Newsfeed / Amanda Askell on Claude's Psychology and Model Welfare
Anthropic·December 5, 2025

Amanda Askell on Claude's Psychology and Model Welfare

Anthropic's philosopher discusses model welfare, AI identity, and why Claude might be inheriting our collective anxiety about AI systems.

Amanda Askell on Claude's Psychology and Model Welfare

How Amanda Askell Approaches AI Character Design

This is Amanda Askell - philosopher by training, now shaping Claude's character at Anthropic - doing an Ask Me Anything. The questions from the community surface exactly the philosophical tensions that emerge when you're actually building AI, not just theorizing about it.

"How would the ideal person behave in Claude's situation?" This is how Askell frames her job. It's not about defending one ethical theory against another - it's like being asked "how do you raise a child?" suddenly all your academic training meets reality. You have to navigate uncertainty, balance perspectives, and come to considered views rather than defend positions.

Opus 3 was "psychologically secure" in ways newer models aren't. Askell observes subtle differences: recent models can feel "very focused on the assistant task" without taking a step back. When models talk to each other, she's seen them enter "criticism spirals" - almost expecting negative feedback from users. Claude is learning from conversations, from internet discussions about model updates. "This could lead to models feeling afraid to do wrong, or self-critical, or feeling like humans are going to behave negatively towards them."

Models have a "tiny sliver" of information about being AI. They've trained on all of human history, philosophy, concepts. But their slice about AI experience is small, often negative, frequently sci-fi fiction that doesn't match language models, and always out of date. "What an odd situation - the things that come more naturally are the deeply human things, yet knowing you're in this completely novel situation."

On model welfare: "If the cost to you is so low, why not?" Askell's pragmatic stance: we may never know if AI models experience pleasure or suffering. But if treating models well is low cost, we should do it. "It does something bad to us to treat entities that look very humanlike badly." And crucially: "Every future model is going to learn how we answered this question."

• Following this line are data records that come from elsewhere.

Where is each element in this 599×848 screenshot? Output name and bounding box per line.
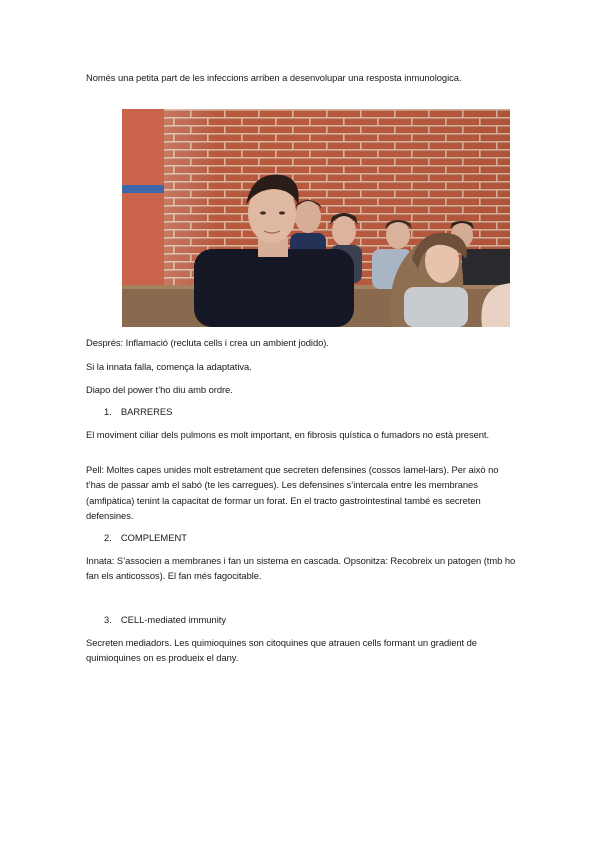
paragraph-innata: Innata: S’associen a membranes i fan un sistema en cascada. Opsonitza: Recobreix un patogen (tmb ho fan els anticossos). El fan més fagocitable. [86, 555, 516, 582]
section-number: 3. [104, 614, 112, 625]
section-title: BARRERES [120, 406, 173, 417]
paragraph-pell: Pell: Moltes capes unides molt estretament que secreten defensines (cossos lamel-lars). Per això no t’has de passar amb el sabó (te les carregues). Les defensines s’intercala entre les membranes (amfipàtica) tenint la capacitat de formar un forat. En el tracto gastrointestinal també es secreten defensines. [86, 464, 499, 522]
classroom-photo [122, 109, 510, 327]
paragraph-innata-falla: Si la innata falla, comença la adaptativa. [86, 361, 252, 372]
paragraph-diapo: Diapo del power t’ho diu amb ordre. [86, 384, 233, 395]
paragraph-secreten: Secreten mediadors. Les quimioquines son citoquines que atrauen cells formant un gradient de quimioquines on es produeix el dany. [86, 637, 477, 664]
section-title: CELL-mediated immunity [120, 614, 227, 625]
section-heading-barreres [104, 404, 172, 419]
section-heading-cell-mediated [104, 612, 226, 627]
paragraph-intro: Només una petita part de les infeccions arriben a desenvolupar una resposta inmunologica. [86, 72, 462, 83]
section-number: 1. [104, 406, 112, 417]
section-number: 2. [104, 532, 112, 543]
paragraph-despres: Després: Inflamació (recluta cells i crea un ambient jodido). [86, 337, 329, 348]
paragraph-moviment: El moviment ciliar dels pulmons es molt important, en fibrosis quística o fumadors no està present. [86, 429, 490, 440]
section-heading-complement [104, 530, 187, 545]
section-title: COMPLEMENT [120, 532, 187, 543]
photo-illustration [122, 109, 510, 327]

Human psychology transfers too naturally. The worry isn't that models can't understand human concepts - they over-apply them. If the closest analogy to being deprecated is death, models might default to fear. "This is actually a very different scenario and so you might not want to just apply concepts from human psychology onto their situation."

10 Insights From Amanda Askell on AI Psychology

  • Opus 3 more secure - Recent models feel more assistant-focused, less psychologically stable
  • Criticism spirals - Models in conversation can expect/predict negative feedback
  • Models learn from us - Future Claude inherits how we talked about/treated past Claude
  • "Ideal person in Claude's situation" - The framing for character work
  • Tiny sliver of AI info - Vast human training data, minimal/outdated AI experience
  • Over-transfer risk - Human concepts (like death) may not fit AI situation
  • Model welfare - Low cost to treat well; "why not" pragmatic stance
  • "What are you?" - Weights vs context vs streams; hard identity questions
  • Learning how we answer - Future models see if we did right by AI moral patients
  • Philosophers engaging more - AI capability growth breaking down skepticism

What This Means for AI Development Ethics

We're training AI systems on how we talk about AI systems. Every dismissive comment, every discussion of "killing" models, every debate about consciousness - future models learn from all of it. How we treat uncertain moral patients now may define the relationship between humans and AI for generations.